The days in the civil calendar were also indicated by number and listed according to their respective months. Thus a full civil date would be: "Regnal year 1, fourth month of Inundation, day 5, under the majesty of King So-and-So." In the lunar calendar, however, each day had a specific name, and from some of these names it can be seen that the four quarters or chief phases of the Moon were recognized, although the Egyptians did not use these quarters to divide the month into smaller segments, such as weeks.
Unlike most people who used a lunar calendar, the Egyptians began their day with sunrise instead of sunset because they began their month, and consequently their day, by the disappearance of the old Moon just before dawn.
As was customary in early civilizations, the hours were unequal, daylight being divided into 12 parts, and the night likewise; the duration of these parts varied with the seasons. Both water clocks and sundials were constructed with notations to indicate the hours for the different months and seasons of the year. The standard hour of constant length was never employed in ancient Egypt.
Reference: Encyclopedia Britannica
The ancient civil Egyptian Calendar, known as the Annus Vagus or Wandering Year, had a year that was 365 days long, consisting of 12 months of 30 days each, plus 5 extra days at the end of the year. The months were divided into 3 "weeks" of ten days each.
This calendar was in use by 2400 BCE, and possibly before that. It was used throughout antiquity. It was used by astronomers in the Middle Ages because of its mathematical regularity.
The Egyptian calendar was simple, but it is neither a lunar nor a solar calendar. Months do not correspond to lunar months, and years do not correspond to solar years. The Egyptians were aware of this, and calculated their seasonal year by the stars, to be the time between successive heliacal risings of the star Sirius (which the Egyptians called Sothis).
The heliacal rising of Sothis returned to the same point in the calendar every 1460 years (a period called the Sothic cycle). The difference between a seasonal year and a civil year was therefore 365 days in 1460 years, or 1 day in 4 years. Similarly, the Egyptians were aware that 309 lunations nearly equalled 9125 days, or 25 Egyptian years, which was likely used in the construction of a secondary lunar calendar.
According to the Roman writer Censorinus, the Egyptian New Year's Day fell on July 20 on the Julian Calendar in 139 CE, which was a heliacal rising of Sirius in Egypt. From this it is possible to calculate that the previous occasion on which this occurred was 1322 BCE, and the one before that was 2782 BCE. This latter date has been postulated as the time when the calendar was invented, though earlier historians tended to push it back another whole cycle, to 4242 BCE.
In 238 BCE, the Ptolemaic rulers decreed that every 4th year should be 366 days long rather than 365.
That practice was not followed, however, until the introduction of the "Alexandrian Calendar" in 22 BCE by Augustus.

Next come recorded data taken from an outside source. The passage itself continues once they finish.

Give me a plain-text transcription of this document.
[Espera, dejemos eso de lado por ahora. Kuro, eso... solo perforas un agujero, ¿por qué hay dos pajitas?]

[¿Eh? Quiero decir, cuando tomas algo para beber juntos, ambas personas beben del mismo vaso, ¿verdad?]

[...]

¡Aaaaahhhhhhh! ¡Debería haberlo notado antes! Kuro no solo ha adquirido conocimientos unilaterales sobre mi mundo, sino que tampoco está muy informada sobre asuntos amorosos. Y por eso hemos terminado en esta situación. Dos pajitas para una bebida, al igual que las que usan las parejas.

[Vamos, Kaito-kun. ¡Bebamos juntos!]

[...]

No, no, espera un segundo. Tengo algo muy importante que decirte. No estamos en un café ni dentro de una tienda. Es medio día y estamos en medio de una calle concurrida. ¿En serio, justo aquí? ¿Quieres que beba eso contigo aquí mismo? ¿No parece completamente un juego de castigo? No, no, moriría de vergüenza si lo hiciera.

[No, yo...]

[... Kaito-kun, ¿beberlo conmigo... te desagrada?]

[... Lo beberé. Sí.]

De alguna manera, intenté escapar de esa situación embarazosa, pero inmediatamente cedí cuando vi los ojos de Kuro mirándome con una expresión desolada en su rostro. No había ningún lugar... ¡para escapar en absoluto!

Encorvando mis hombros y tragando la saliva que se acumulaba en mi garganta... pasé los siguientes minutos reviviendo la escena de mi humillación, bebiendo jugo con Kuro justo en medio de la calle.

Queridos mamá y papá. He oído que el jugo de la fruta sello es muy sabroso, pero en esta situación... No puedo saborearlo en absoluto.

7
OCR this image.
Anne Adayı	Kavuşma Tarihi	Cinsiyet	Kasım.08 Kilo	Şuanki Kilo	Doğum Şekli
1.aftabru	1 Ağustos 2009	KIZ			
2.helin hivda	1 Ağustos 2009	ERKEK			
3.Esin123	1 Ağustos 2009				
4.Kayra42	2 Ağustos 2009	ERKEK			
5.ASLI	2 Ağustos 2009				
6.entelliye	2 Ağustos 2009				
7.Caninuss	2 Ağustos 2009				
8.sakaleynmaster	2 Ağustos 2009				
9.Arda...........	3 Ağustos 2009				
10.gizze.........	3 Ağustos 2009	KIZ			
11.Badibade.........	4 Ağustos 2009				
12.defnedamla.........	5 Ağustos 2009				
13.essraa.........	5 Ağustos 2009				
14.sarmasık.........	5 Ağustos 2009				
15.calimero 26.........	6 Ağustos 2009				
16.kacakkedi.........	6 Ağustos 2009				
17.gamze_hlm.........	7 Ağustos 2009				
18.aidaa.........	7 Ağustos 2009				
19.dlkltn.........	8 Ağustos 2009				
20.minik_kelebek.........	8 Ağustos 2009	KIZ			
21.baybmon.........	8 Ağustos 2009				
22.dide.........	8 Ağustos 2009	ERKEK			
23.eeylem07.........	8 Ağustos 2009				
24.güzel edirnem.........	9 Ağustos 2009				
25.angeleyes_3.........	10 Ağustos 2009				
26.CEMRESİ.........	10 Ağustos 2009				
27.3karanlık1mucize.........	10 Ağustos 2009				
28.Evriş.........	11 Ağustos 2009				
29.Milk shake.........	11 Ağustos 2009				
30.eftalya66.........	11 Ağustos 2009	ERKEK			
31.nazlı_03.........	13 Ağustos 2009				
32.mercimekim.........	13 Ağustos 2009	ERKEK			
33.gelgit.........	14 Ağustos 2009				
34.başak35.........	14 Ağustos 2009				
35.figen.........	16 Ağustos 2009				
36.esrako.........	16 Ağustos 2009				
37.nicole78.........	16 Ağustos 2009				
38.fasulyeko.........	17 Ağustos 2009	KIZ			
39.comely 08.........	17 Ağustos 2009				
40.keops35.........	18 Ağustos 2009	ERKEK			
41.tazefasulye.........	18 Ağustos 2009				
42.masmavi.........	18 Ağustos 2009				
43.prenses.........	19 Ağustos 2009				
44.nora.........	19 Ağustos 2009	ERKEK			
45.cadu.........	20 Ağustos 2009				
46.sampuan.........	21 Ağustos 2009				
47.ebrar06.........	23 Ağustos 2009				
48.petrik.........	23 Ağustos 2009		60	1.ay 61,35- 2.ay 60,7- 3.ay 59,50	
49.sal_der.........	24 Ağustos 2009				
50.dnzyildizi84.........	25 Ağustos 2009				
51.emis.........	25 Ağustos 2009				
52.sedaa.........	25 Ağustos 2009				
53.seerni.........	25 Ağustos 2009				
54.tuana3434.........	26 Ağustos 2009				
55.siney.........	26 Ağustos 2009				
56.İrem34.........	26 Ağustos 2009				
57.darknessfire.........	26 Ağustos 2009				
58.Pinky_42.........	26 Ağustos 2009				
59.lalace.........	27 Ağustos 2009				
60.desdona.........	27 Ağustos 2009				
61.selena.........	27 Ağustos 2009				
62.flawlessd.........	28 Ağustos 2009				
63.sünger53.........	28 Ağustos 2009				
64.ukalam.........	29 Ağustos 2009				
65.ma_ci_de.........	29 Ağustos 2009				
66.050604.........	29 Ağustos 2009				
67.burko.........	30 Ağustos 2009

British orrery maker John Gleave represented the Egyptian calendar in a reconstruction of the Antikythera Mechanism, an ancient mechanical analog computer (as opposed to digital computer) designed to calculate astronomical positions. It was discovered in the Antikythera wreck off the Greek island of Antikythera, between Kythera and Crete, and has been dated to about 80 BC.
For most of Egyptian history, the months were not given individual names but rather were numbered within the three seasons of Akhet (Inundation), Proyet (Emergence), and Shomu (Harvest).
During the New Kingdom, however, each month was given its own name. These eventually evolved into the Hellenistic names that are still used today by the Coptic Church. The convention amongst modern Egyptologists is to number the months consecutively using Roman numerals.